Three college roommates have moral debate after finding $40,000 in a couch





NEW PALTZ, NY–Three roommates initially passed over the worn couch they found at the Salvation Army. “It’s pretty ugly and smells, but it was the only couch that fit the right dimensions for our living room,” said Lara Russo, a SUNY New Paltz grad.

Once she and her roommates, Reese Werhoven and Cally Guasti, took it home and started relaxing, Werkhoven found something and “almost peed.” Underneath the couch’s arm was an envelope filled with $700, and a thorough search of the couch yielded $40,000. That’s quite a return on the $20 the three spent on the piece of furniture.

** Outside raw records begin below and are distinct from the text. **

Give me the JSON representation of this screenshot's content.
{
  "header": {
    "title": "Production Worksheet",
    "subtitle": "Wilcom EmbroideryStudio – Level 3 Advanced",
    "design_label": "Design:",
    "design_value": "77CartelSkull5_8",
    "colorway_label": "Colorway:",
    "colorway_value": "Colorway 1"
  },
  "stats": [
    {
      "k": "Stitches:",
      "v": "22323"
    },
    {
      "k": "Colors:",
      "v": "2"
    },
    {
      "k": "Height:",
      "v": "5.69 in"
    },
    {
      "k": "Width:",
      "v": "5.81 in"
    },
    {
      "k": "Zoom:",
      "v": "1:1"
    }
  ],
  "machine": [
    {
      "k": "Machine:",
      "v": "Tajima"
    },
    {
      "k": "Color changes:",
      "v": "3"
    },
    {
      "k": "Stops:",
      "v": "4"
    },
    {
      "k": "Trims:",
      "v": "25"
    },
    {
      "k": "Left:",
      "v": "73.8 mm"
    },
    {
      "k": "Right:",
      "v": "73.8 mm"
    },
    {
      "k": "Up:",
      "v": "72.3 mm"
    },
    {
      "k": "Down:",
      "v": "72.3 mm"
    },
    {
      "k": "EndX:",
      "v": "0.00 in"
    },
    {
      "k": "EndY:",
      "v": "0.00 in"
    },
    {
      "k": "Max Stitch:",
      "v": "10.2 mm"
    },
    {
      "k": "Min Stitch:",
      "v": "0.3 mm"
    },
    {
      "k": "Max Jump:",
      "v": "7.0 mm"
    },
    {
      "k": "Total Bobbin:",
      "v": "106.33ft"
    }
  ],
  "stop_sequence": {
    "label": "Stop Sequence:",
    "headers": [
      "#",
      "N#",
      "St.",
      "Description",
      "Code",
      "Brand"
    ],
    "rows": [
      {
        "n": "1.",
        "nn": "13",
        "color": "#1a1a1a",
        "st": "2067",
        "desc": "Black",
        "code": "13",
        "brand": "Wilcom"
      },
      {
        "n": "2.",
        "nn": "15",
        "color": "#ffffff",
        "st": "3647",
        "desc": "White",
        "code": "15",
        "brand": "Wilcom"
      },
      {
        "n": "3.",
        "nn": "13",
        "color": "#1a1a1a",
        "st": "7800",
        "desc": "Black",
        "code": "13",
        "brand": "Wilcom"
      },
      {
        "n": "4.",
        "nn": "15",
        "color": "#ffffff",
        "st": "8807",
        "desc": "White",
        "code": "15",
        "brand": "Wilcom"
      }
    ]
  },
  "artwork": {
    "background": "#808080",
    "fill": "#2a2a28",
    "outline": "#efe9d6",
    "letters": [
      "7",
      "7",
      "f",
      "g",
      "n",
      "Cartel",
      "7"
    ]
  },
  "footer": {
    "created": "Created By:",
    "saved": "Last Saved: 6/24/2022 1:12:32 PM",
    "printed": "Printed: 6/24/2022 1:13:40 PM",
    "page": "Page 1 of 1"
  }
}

Initially, there were no signs of who could own the money, until Russo found a woman’s name on one of the envelopes. Now that the roommates knew the money potentially belonged to someone, it was time for a group meeting.

“We had a lot of moral discussions about the money,” Russo said. “We all agreed that we had to bring the money back to whoever it belonged to…it’s their money– we didn’t earn it. However, there were a lot of gray areas we had to consider.”

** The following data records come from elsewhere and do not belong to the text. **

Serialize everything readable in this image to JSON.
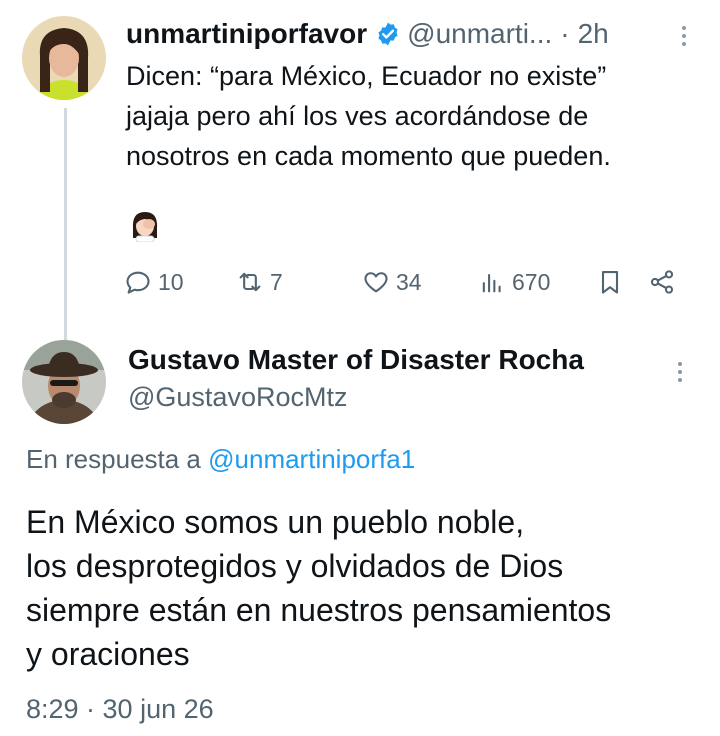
{
  "tweet1": {
    "display_name": "unmartiniporfavor",
    "handle": "@unmarti...",
    "time": "2h",
    "separator": "·",
    "body": {
      "line1": "Dicen: “para México, Ecuador no existe”",
      "line2": "jajaja pero ahí los ves acordándose de",
      "line3": "nosotros en cada momento que pueden."
    },
    "emoji": "woman-facepalming",
    "actions": {
      "replies": "10",
      "reposts": "7",
      "likes": "34",
      "views": "670"
    },
    "verified_color": "#1d9bf0"
  },
  "tweet2": {
    "display_name": "Gustavo Master of Disaster Rocha",
    "handle": "@GustavoRocMtz",
    "reply_prefix": "En respuesta a",
    "reply_mention": "@unmartiniporfa1",
    "body": {
      "line1": "En México somos un pueblo noble,",
      "line2": "los desprotegidos y olvidados de Dios",
      "line3": "siempre están en nuestros pensamientos",
      "line4": "y oraciones"
    },
    "timestamp": "8:29 · 30 jun 26"
  },
  "colors": {
    "accent": "#1d9bf0",
    "secondary_text": "#536471",
    "primary_text": "#0f1419"
  }
}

Among those gray areas was the nature of the couch’s owner. They questioned whether or not the owner would be a good person, if they were alive at all. If the latter were true, who would they then entrust it to? After calling their parents for advice, it was decided that the owner had to be found, but Russo’s mother provided a caveat. “My mom said that I have a good moral compass, and if I don’t think that someone is a good person, or deserving of the money, then I’m not obligated to give it to them,” Russo shared with The Little Rebellion. “This really threw me off. Where do you draw the line? It’s all very subjective.”

Of course, all three had plans for what they’d do with the money if they were allowed to keep it. Paying back student loans and traveling the world were high on their wish lists. But the next morning, Werkhoven’s mother called and said she’d found the owner’s name in the phone book.

The college junior phoned the owner, who wished to remain anonymous. Werkhoven asked the woman her name, and told her that he had recently purchased a couch from Salvation Army. She instantly replied, “Oh, I left a lot of money in that couch.” After assuring the woman that her money would be returned, he felt surprised by her curtness, and the three wound up pausing halfway to the woman’s house.

“[W]e stopped the car and had a serious discussion…what if she’s a really bad person? What can we do at this point if we meet her and decide we don’t want to give her the money?”

Their fears were eased as they were greeted at the door by the woman’s daughter and granddaughter. “I could just tell right away that these were nice people,” Werkhoven said.

The woman explained to the three how the money had wound up in the couch. Before her husband passed away from a terminal heart condition, he had giver her money every week. She hid that money in the furniture, and for the next 30 years stored her savings from her job as a florist in the couch. She even used it as a bed…until she had an operation on her back. While at a rehabilitation center following the surgery, the woman’s daughter and son-in-law took her doctor’s advice and replaced the couch with a full-size bed.

Luckily for the woman, she was able to get her money back thanks to three honest individuals. “When we handed the money back to the woman, she told us that she felt like her husband was present in the room with us,” Guasti said. The three were rewarded a total of $1,000 for their good deed.